O mesmo ocorrendo com a afirmação conclusiva contida no nº 7, em que, mais uma vez, desconhecemos os valores limite de emissão evidenciados nos resultados das colheitas para, com a necessária certeza e objectividade exigidas pelo direito punitivo contra-ordenacional, avaliar se estavam ou não em conformidade com os estabelecidos na Licença de Utilização de Recursos Hídricos atribuída à arguida.
Esses juízos conclusivos assentes na mera afirmação genérica e abstracta de inconformidades são manifestamente insuficientes para aferir o incumprimento das obrigações impostas pelo respectivo título e, consequentemente, para concluir pelo preenchimento do elemento típico objectivo da contra-ordenação por que a recorrente foi condenada.
Por conseguinte, os factos provados não preenchem os elementos típicos objectivos e subjectivo da contra-ordenação imputada na sentença recorrida, o que conduz necessariamente à absolvição da sociedade arguida.
Desta forma fica prejudicado o conhecimento da outra questão recursória relativa à sanção que lhe foi aplicada suscitadas pela recorrente.

III – DECISÃO

Em função do exposto, acordam os Juízes desta Relação em julgar, embora por razões diversas das alegadas, parcialmente procedente o recurso interposto e, em consequência, revogam a sentença recorrida e absolvem a recorrente da prática da contra-ordenação por que foi condenada.
Sem tributação.

(Texto elaborado pela relatora e revisto por todos os signatários - art. 94º, n.º 2, do CPP)

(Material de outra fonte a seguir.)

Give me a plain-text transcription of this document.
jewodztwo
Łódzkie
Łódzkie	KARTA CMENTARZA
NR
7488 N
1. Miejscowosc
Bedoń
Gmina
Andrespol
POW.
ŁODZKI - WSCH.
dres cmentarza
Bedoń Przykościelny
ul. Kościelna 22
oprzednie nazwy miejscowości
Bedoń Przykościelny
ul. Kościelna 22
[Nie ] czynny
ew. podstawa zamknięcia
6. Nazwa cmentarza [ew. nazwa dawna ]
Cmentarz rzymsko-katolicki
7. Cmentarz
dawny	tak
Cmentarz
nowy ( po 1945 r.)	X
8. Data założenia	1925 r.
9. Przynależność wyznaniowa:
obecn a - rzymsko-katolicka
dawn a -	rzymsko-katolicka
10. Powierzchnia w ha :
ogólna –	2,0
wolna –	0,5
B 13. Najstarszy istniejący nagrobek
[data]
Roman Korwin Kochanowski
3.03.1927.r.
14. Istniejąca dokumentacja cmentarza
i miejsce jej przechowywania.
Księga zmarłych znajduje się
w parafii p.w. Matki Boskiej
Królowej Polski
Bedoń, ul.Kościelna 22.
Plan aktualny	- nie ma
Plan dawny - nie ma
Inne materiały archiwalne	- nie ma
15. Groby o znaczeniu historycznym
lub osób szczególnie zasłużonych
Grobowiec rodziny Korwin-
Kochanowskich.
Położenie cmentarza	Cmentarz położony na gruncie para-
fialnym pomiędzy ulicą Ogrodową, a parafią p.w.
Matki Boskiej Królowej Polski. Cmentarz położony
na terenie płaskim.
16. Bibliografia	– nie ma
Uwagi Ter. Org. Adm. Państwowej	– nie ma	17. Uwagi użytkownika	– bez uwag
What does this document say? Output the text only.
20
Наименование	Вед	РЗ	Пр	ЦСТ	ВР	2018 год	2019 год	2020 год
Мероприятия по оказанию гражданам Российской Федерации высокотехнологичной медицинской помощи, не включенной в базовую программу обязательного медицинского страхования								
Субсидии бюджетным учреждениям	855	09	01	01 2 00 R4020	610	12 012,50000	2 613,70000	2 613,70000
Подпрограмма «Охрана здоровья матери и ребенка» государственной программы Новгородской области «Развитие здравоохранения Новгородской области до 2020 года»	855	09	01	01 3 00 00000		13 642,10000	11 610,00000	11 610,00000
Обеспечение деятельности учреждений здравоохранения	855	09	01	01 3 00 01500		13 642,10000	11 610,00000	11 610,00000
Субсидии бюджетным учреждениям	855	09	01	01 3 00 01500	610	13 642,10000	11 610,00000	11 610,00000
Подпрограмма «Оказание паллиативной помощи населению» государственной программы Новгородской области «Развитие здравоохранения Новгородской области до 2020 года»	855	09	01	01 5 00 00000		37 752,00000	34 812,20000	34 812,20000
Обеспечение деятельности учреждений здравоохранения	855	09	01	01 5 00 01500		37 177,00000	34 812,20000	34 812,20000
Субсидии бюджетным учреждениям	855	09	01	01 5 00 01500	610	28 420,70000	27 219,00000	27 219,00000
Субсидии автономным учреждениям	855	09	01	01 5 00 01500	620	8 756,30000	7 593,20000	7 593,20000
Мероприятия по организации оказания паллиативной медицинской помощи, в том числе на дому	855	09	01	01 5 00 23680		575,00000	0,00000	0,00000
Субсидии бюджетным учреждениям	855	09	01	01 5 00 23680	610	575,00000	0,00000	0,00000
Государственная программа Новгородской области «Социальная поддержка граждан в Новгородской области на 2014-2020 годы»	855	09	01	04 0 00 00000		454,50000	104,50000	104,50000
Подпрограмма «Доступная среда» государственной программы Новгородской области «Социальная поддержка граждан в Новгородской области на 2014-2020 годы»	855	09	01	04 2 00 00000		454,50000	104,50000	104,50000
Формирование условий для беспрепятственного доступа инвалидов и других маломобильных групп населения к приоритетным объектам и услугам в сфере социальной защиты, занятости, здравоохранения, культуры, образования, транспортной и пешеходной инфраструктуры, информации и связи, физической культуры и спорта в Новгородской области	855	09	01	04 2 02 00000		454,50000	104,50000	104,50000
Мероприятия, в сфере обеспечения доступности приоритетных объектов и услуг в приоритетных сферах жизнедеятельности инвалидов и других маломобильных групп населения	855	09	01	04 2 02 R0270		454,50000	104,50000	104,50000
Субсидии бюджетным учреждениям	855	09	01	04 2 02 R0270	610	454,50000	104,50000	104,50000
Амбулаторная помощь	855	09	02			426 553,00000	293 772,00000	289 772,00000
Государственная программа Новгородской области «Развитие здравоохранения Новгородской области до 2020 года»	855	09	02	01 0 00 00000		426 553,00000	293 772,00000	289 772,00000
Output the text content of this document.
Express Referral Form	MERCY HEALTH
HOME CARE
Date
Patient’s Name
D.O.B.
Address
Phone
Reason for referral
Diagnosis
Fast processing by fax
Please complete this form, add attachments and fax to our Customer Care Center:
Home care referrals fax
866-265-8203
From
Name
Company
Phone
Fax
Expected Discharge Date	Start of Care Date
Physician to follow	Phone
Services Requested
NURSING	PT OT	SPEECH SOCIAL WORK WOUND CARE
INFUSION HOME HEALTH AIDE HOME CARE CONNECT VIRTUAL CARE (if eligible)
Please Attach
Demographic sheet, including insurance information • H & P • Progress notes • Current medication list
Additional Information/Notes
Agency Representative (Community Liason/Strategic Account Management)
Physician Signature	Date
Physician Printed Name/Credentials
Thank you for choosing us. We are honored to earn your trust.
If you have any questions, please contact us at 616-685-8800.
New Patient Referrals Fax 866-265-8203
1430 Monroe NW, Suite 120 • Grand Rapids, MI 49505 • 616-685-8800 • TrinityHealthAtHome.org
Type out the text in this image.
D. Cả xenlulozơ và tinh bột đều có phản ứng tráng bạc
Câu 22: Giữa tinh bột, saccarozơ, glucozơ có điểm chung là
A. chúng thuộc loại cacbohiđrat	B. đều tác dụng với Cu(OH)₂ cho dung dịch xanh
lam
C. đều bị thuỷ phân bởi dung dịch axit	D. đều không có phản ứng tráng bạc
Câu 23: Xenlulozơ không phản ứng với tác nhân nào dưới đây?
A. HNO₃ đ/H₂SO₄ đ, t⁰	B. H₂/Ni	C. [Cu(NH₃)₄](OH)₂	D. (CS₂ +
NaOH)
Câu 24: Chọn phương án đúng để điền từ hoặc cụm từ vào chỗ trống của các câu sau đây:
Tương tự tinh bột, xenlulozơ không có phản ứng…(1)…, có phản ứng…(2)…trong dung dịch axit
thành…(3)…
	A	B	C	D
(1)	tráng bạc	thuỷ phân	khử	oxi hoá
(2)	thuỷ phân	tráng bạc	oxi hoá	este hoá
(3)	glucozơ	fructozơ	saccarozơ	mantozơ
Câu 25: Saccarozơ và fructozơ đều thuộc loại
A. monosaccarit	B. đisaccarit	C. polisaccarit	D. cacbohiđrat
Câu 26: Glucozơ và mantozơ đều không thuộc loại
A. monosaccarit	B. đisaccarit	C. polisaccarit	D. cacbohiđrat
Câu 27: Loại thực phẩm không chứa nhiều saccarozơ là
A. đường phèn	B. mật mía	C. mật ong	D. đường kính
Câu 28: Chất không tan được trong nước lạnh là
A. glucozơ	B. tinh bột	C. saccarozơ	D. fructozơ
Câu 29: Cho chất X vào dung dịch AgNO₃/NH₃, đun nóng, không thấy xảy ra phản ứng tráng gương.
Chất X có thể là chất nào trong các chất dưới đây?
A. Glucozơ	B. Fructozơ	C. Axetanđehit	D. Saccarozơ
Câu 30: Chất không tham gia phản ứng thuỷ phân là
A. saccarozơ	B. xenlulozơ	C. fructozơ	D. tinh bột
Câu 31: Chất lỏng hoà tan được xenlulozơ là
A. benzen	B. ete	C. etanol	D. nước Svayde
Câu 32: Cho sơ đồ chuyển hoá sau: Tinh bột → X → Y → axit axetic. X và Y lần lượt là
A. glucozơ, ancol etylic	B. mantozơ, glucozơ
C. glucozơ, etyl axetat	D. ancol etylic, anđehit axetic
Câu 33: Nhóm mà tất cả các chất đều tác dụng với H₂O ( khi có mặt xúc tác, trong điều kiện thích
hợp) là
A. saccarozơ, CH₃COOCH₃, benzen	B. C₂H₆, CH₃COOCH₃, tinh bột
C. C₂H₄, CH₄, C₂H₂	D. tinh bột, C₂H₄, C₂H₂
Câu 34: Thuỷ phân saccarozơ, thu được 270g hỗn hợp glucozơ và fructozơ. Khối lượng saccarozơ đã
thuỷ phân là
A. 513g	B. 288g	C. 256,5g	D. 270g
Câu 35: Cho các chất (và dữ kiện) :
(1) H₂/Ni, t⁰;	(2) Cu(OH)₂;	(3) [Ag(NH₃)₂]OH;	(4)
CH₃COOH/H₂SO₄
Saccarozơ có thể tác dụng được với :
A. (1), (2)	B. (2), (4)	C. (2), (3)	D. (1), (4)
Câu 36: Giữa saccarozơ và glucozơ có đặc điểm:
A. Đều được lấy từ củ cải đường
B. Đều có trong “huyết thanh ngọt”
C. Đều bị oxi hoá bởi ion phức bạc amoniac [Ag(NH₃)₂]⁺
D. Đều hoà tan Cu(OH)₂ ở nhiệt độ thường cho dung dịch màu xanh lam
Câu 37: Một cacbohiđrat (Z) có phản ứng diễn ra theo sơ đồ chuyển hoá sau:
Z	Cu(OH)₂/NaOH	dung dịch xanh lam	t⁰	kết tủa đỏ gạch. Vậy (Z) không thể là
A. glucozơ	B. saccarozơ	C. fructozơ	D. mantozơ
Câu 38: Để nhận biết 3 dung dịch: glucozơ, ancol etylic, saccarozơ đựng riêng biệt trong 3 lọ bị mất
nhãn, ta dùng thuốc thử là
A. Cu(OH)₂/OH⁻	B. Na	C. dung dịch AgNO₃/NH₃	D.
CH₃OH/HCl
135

Guimarães, 28 de Novembro de 2023

Anabela Varizo Martins (relatora)
Pedro Freitas Pinto (1º adjunto)
António Bráulio Alves Martins (2º adjunto)


[1] Cfr entre outros Ac.do STJ de 27-10-2016  e de 06-06-2018, disponíveis in www.dgsi.pt  e, na doutrina, Germano Marques da Silva- Direito Processual Penal Português, 3, pag. 335.
[2] MANUEL SIMAS SANTOS e JORGE LOPES DE SOUSA, in “Contra-ordenações – Anotações ao Regime Geral”, 6.ª Edição 2011, Colecção Direito, Áreas Editora, pág. 380.